In summary, this neoliberal approach faces fiscal deficits loading the burden of its solution on the shoulders of middle-income and popular sectors whose wellbeing drops dramatically due to the adjustment in public expenditure items that finance their rights and the regressive tax structure that erodes their revenues. In the meantime, affluent sectors preserve their privileges which, in a context of weakness of the rest of the actors, enables the exponential grow of their assets and wealth.

Transforming solutions

Other, much different, options for addressing a fiscal deficit focus on measures that protect rights and needs of middle-income and popular sectors. These measures are part of the collective effort to transform and not restore the circumstances that generated the problems; among many of them, the following:

  • Faced with a fiscal deficit, do not affect public expenditure items that finance the rights of middle-income and popular sectors, but rather those that benefit affluent sectors that can stand on their own.
  • Enhance with no exception the effectiveness of public expenditure items by establishing efficient modalities of implementation.
  • Transform the tax system to distribute the tax burden, to make it clearly progressive in its normative and implementation.
  • Increase tax collection by dismounting mechanisms used to evade tax and illegally flight capitals.
  • Control of currency issue as part of the political economy that promotes production and organic growth of the economy.
  • Prevent monopolistic or oligopolistic price makers abusing others.
  • Practice a prudent and selective indebtedness orientated towards financing investments in the real economy that secure an organic growth.
  • Transform the productive matrix to avoid external bottlenecks, thus, reducing the pressures for more indebtedness and, at the same time, help locally maximizing the multiplying effects of new investments with positive impacts in tax collection.
  • We should also introduce equality in value chains to strengthen participating small and medium-size enterprises, much more intensive in job creation and less prone to capital flight than larger ones.
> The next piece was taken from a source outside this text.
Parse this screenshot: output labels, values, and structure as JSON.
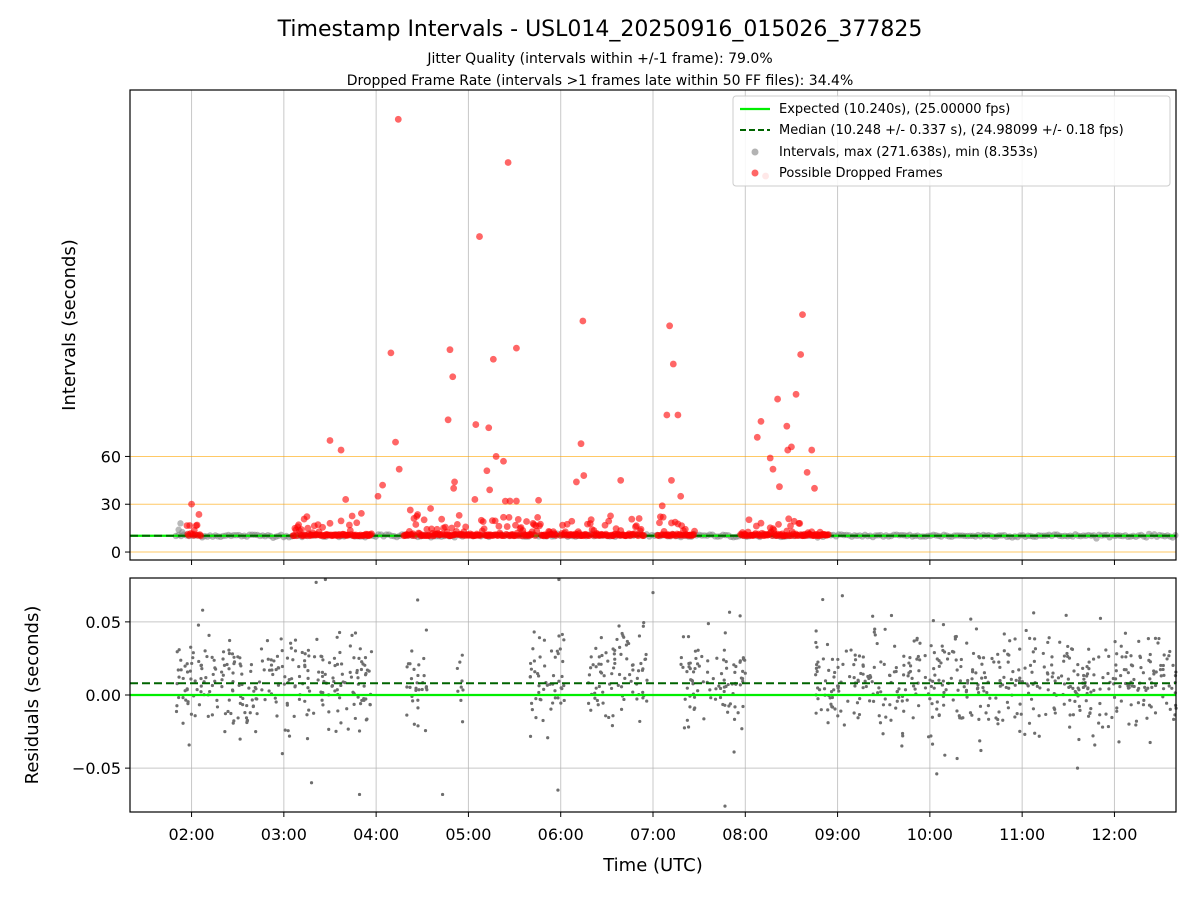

It would be a mistake to close these brief lines without explicitly recognizing other factors that go beyond economics and that are absolutely critical to tackle neoliberal solutions to fiscal deficit. Transforming solutions need middle-income and popular sectors’ organizations capable of decisively influencing public policies and the allocation of the State’s resources, backbone of the effort to free democracies captured by powerful minorities. In the same way, it is absolutely determining to address cultural hegemony that prevails in our countries through a permanent action of unveiling of what is concealed by supporting genuine voices and not just echoes of the hegemonic ones. Organization and unveiling concealments, foundations of full democracies.

 

[1] . The opportunity cost reflects what could have been done if we would have applied the available resources in a different way.